The blessings of “protection”
An oversized, bloated human figure with the head of a pig, wearing a sash labeled “Steel Trust,” holds steel rails in both hands. He stands on the grounds of a steel factory labeled “U.S.” John Bull stands on the left, on a patch of ground labeled “England,” paying a reduced rate for the rails. Uncle Sam, standing on the right, pays an exorbitant rate due to a “Protective Tariff 43.58%.” Caption: The poor foreigner couldn’t get his rails for twenty-four dollars if we didn’t elect to pay thirty-five.
Comments and Context
The background of this cartoon is less about the mathematical results of tariffs and rates, though they were always matters of Byzantine debate between free-traders and defenders of “infant industries” and protective tariffs, and more about the headline of the day: J. P. Morgan’s purchase of Carnegie Steel Company. Its capitalization was touted at $1 billion when U. S. Steel was introduced to Wall Street.
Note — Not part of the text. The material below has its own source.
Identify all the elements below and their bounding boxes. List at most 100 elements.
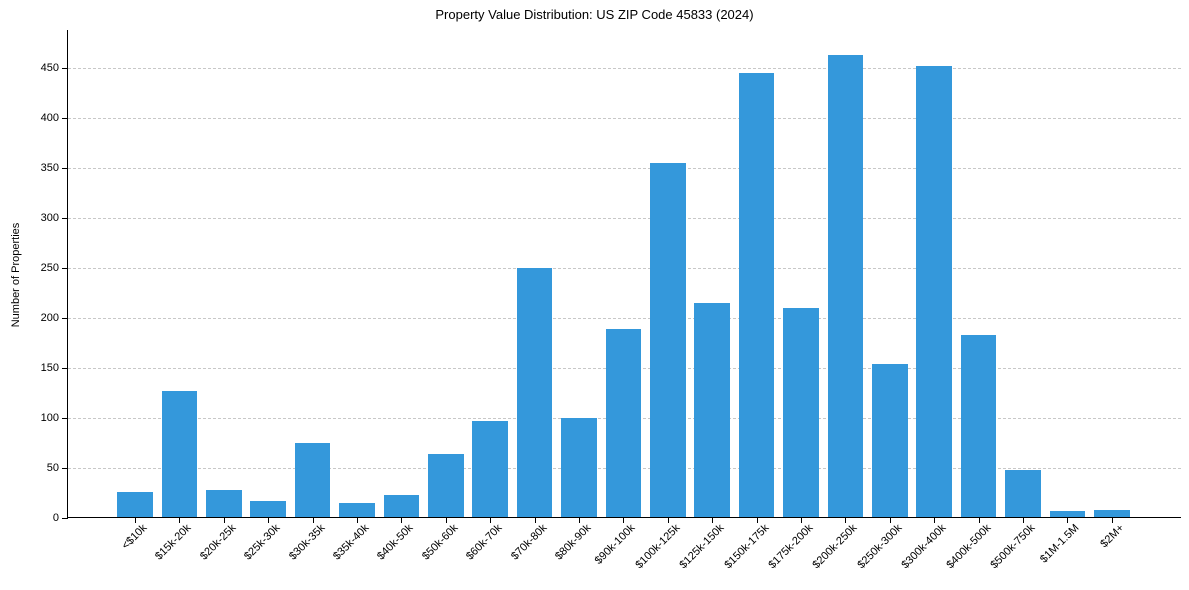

Merged with his own Federal Steel, Morgan introduced the business model of “vertical integration,” control of production from raw materials through transport and manufacture to ultimate marketing and shipments. Andrew Carnegie’s reluctant sale price was $480 million, which Morgan instantly accepted. Later, Carnegie told Morgan he always regretted not asking for $10 million more. Morgan immediately replied that would have paid it. Puck traditionally was a proponent of free tree and low tariffs, and generally was anti-monopoly from its earliest days. In the 1888 presidential election, it even published a campaign booklet, The Tariff ‘Question.’